1995年にアニメが放送され、社会現象を巻き起こした大ヒット作品、「エヴァンゲリオン」(※)。アニメ終了から約25年になる現在でも多くの人々を魅了し続けています。近日公開予定(その後2021年3月8日公開が決定)の劇場版最新作『シン・エヴァンゲリオン劇場版:||』は、シリーズ完結作品ということで大きな話題にもなっています。なぜエヴァンゲリオンは多くの若者を熱狂させ続けるのでしょうか。

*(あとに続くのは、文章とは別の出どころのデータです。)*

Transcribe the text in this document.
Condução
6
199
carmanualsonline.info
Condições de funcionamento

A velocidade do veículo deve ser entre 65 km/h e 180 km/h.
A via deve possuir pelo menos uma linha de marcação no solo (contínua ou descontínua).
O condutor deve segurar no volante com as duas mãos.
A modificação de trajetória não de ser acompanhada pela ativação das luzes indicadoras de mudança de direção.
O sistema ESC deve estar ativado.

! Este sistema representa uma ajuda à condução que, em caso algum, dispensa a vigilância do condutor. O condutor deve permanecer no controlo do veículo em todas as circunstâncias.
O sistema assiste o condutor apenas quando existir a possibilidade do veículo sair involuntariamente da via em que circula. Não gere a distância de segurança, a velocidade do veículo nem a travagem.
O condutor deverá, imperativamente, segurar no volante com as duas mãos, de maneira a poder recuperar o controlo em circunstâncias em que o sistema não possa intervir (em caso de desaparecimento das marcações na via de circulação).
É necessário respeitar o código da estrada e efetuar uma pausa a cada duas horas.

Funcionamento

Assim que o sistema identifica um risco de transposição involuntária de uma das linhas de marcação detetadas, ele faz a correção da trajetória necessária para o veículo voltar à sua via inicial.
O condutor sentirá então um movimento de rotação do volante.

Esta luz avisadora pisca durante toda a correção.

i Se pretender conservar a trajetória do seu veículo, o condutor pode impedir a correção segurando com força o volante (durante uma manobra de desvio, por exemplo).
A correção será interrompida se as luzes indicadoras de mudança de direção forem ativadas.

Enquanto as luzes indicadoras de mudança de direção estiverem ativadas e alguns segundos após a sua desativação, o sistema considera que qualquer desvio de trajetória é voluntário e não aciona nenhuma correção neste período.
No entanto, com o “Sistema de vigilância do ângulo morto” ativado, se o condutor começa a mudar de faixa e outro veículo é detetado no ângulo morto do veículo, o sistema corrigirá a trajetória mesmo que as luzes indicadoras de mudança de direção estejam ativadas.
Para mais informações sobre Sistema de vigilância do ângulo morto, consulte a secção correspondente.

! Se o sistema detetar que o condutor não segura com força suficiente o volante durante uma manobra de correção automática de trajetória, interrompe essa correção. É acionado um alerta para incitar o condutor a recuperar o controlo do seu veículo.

今回は、自身もエヴァンゲリオンのファンという、精神科医で精神医学が専門の心理学部教授の溝部宏二先生に話を聞きました。
(※)GAINAX原作によるSF作品。アニメ版、旧劇場版、漫画版、新劇場版など多数展開し、人気を集めている。
INDEX
シンジ、レイ、アスカ。精神科医から見たキャラクターの性格傾向
エヴァンゲリオンと溝部先生
(編集部)溝部先生がエヴァについて語るのは実は今回が初めてではありません。シリーズ前作となる『ヱヴァンゲリヲン新劇場版:Q』が公開された2012年に朝日新聞の取材を受け、主人公と現代の若者の心理的側面からヒット要因を分析した記事が2012年12月5日付朝日新聞朝刊に掲載されました。また論文も執筆しています。そもそも溝部先生がエヴァと関わり、研究することになったきっかけはどのようなものだったのでしょうか?
※この記事にはネタバレが含まれています。ここから先は、シリーズを鑑賞したことのある方が読むことを推奨します。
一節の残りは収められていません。